RESULTS: Clinically, it was found that the plasma PGD2 level decreased significantly in patients with GC. PGD2 suppressed viability, invasion, and stemness and increased the apoptosis of GCSCs. Downregulating L-PTGDS and PTGDR2 promoted viability, invasion, and stemness and reduced the apoptosis of GCSCs. Moreover, the inhibition of GCSCs induced by PGD2 was eliminated by downregulating the expression of PTGDR2. The results of in vivo experiments were consistent with those of in vitro experiments.

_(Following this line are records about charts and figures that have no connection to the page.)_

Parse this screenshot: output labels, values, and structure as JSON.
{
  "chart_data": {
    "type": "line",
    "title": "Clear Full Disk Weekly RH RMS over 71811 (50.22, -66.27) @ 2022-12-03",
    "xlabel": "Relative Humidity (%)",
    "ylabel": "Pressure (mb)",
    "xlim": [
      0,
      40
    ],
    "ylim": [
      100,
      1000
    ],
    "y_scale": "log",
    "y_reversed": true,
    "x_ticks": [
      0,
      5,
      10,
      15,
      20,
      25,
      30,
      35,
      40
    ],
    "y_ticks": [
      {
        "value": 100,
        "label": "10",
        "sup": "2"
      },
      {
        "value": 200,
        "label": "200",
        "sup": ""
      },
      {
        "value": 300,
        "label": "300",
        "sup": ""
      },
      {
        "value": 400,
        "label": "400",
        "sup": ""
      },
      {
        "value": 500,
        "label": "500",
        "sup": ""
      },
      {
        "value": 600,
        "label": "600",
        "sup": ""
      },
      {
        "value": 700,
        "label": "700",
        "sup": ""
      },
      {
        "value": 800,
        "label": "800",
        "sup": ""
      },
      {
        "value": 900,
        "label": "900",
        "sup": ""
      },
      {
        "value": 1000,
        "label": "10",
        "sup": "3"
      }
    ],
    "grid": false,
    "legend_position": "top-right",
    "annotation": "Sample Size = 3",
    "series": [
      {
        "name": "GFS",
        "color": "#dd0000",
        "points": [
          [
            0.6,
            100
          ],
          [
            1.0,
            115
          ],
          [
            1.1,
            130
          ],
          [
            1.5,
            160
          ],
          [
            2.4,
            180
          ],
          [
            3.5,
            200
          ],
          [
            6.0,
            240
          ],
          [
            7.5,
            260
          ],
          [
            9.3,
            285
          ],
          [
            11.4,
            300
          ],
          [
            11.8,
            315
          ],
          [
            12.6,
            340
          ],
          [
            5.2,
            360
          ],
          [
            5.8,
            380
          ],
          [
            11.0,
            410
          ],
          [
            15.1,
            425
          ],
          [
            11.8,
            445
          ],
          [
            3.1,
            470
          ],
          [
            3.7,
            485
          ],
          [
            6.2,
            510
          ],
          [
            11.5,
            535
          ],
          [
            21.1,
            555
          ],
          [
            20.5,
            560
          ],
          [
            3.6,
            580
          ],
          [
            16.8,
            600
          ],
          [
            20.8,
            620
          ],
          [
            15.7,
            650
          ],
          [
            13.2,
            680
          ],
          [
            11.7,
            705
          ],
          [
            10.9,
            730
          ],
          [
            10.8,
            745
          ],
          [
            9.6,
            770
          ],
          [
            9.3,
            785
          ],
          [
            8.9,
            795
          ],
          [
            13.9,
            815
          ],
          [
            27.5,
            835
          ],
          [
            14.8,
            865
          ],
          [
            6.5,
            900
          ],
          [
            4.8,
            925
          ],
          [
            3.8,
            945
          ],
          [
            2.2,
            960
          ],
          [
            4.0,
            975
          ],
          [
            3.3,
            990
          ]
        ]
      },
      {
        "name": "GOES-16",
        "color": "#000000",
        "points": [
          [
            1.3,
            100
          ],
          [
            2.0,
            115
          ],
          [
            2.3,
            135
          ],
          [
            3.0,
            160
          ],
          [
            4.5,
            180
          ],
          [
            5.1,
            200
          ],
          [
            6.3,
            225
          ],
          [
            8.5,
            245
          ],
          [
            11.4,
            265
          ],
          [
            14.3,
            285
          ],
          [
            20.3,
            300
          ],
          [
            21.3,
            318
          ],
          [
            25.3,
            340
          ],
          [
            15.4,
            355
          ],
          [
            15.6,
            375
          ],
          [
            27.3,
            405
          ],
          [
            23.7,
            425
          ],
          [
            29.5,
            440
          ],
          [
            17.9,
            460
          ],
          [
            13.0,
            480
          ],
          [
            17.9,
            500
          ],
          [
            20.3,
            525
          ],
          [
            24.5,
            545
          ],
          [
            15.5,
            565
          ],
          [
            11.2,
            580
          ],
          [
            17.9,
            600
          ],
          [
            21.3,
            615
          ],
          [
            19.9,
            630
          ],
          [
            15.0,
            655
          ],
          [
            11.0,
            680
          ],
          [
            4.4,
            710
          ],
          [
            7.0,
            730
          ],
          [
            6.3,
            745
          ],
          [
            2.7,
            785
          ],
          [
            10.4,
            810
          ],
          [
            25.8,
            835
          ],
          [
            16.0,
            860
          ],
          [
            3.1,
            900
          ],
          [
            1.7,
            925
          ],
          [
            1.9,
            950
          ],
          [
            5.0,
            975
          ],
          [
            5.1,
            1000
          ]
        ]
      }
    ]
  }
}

CONCLUSIONS: Our data suggest that PGD2 may be an important marker and potential therapeutic target in the clinical management of GC. L-PTGDS/PTGDR2 may be one of the critical targets for GC therapy. The PGD2/PTGDR2 signal affects the viability, invasion, apoptosis, and stemness of GCSCs and prevents the progression of GC.
摘要:
背景:前列腺素D2(PGD2)已被证明可以限制多种癌症的发生和发展;然而,其潜在的分子机制尚未完全阐明。本研究探讨了PGD2对富集胃癌干细胞(GCSCs)生物学功能的影响。以及其潜在的分子机制,为胃癌的治疗提供理论依据和潜在的治疗药物。

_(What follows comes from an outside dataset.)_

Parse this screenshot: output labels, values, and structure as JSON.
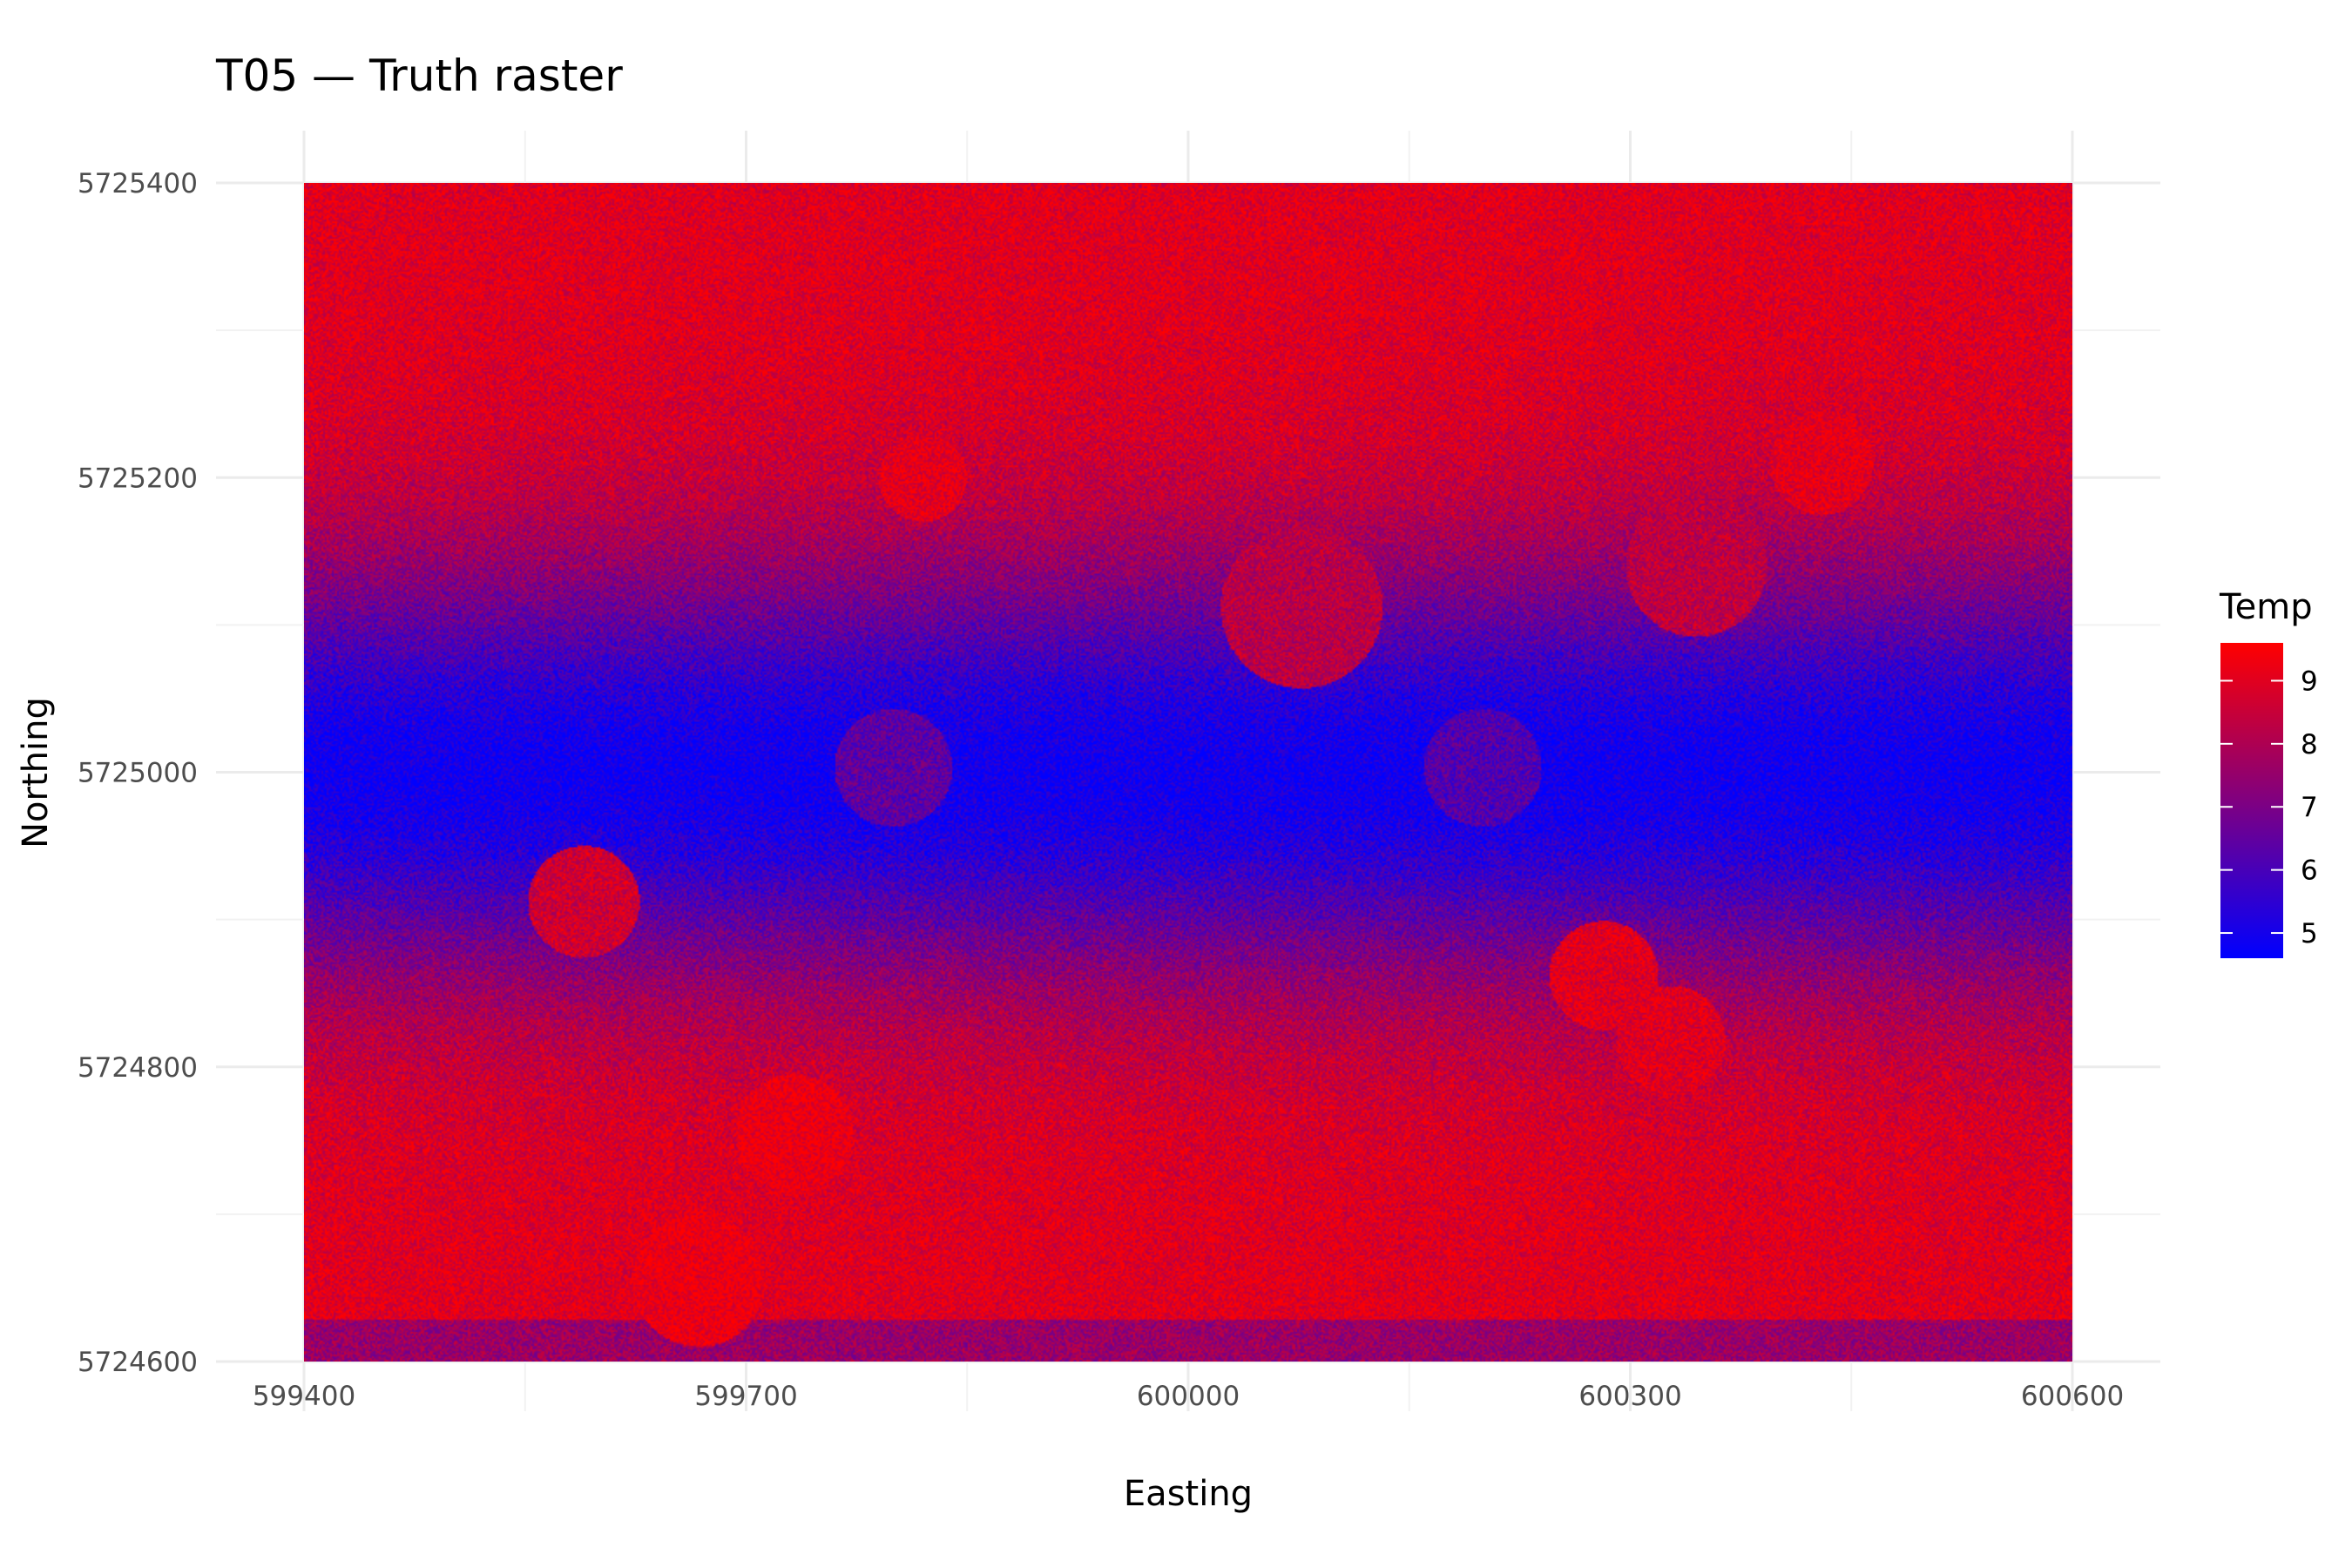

方法:采用酶联免疫吸附试验(ELISA)检测血浆PGD2水平。在来自SGC-7901和HGC-27细胞系的GCSC中进行脂质运载蛋白前列腺素D合成酶(L-PTGDS)和前列腺素D2受体2(PTGDR2)的沉默。细胞计数试剂盒-8,transwell,流式细胞术,和蛋白质印迹测定法用于确定细胞活力,入侵,凋亡,和GCSCs的干性。使用体内异种移植模型评估肿瘤生长。

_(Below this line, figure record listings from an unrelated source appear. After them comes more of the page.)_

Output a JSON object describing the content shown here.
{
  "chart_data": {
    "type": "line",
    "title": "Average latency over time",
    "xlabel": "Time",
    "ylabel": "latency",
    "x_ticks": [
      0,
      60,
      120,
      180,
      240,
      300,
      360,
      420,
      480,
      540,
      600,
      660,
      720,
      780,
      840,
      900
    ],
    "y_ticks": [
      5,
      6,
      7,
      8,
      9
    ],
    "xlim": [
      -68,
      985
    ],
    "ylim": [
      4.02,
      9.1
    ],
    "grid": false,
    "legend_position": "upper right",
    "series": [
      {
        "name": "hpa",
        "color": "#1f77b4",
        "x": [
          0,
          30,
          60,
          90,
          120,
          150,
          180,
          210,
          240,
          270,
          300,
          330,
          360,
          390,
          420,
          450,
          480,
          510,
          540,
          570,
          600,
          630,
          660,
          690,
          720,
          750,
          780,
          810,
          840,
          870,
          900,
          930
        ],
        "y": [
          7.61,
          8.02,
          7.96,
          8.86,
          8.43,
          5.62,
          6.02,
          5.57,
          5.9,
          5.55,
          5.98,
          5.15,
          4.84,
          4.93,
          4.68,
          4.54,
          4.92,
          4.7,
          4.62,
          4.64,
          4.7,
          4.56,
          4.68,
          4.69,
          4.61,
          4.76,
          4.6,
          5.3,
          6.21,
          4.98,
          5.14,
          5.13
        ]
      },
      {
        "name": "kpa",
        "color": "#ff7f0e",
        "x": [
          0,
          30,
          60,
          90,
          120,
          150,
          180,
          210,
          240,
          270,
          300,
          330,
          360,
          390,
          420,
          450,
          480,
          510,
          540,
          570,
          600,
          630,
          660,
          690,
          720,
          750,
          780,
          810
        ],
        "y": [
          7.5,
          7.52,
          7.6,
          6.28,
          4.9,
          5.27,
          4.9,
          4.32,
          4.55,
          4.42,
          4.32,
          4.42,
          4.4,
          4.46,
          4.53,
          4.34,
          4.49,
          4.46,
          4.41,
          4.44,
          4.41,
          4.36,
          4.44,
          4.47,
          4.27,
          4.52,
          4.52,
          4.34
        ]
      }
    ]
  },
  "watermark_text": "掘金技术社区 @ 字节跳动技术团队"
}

结果:临床,发现GC患者的血浆PGD2水平显着降低。PGD2抑制生存能力,入侵,和干性,增加了GCSCs的凋亡。下调L-PTGDS和PTGDR2促进生存能力,入侵,和干性,减少GCSCs的凋亡。此外,PGD2诱导的GCSC抑制通过下调PTGDR2的表达而消除。体内实验结果与体外实验结果一致。
结论:我们的数据表明PGD2可能是GC临床治疗中的重要标志物和潜在治疗靶点。L-PTGDS/PTGDR2可能是GC治疗的关键靶点之一。PGD2/PTGDR2信号影响生存力,入侵,凋亡,和GCSCs的干性,并阻止GC的进展。
方法:采用酶联免疫吸附试验(ELISA)检测血浆PGD2水平。在来自SGC-7901和HGC-27细胞系的GCSC中进行脂质运载蛋白前列腺素D合成酶(L-PTGDS)和前列腺素D2受体2(PTGDR2)的沉默。细胞计数试剂盒-8,transwell,流式细胞术,和蛋白质印迹测定法用于确定细胞活力,入侵,凋亡,和GCSCs的干性。使用体内异种移植模型评估肿瘤生长。
结果:临床,发现GC患者的血浆PGD2水平显着降低。PGD2抑制生存能力,入侵,和干性,增加了GCSCs的凋亡。下调L-PTGDS和PTGDR2促进生存能力,入侵,和干性,减少GCSCs的凋亡。此外,PGD2诱导的GCSC抑制通过下调PTGDR2的表达而消除。体内实验结果与体外实验结果一致。
结论:我们的数据表明PGD2可能是GC临床治疗中的重要标志物和潜在治疗靶点。L-PTGDS/PTGDR2可能是GC治疗的关键靶点之一。PGD2/PTGDR2信号影响生存力,入侵,凋亡,和GCSCs的干性,并阻止GC的进展。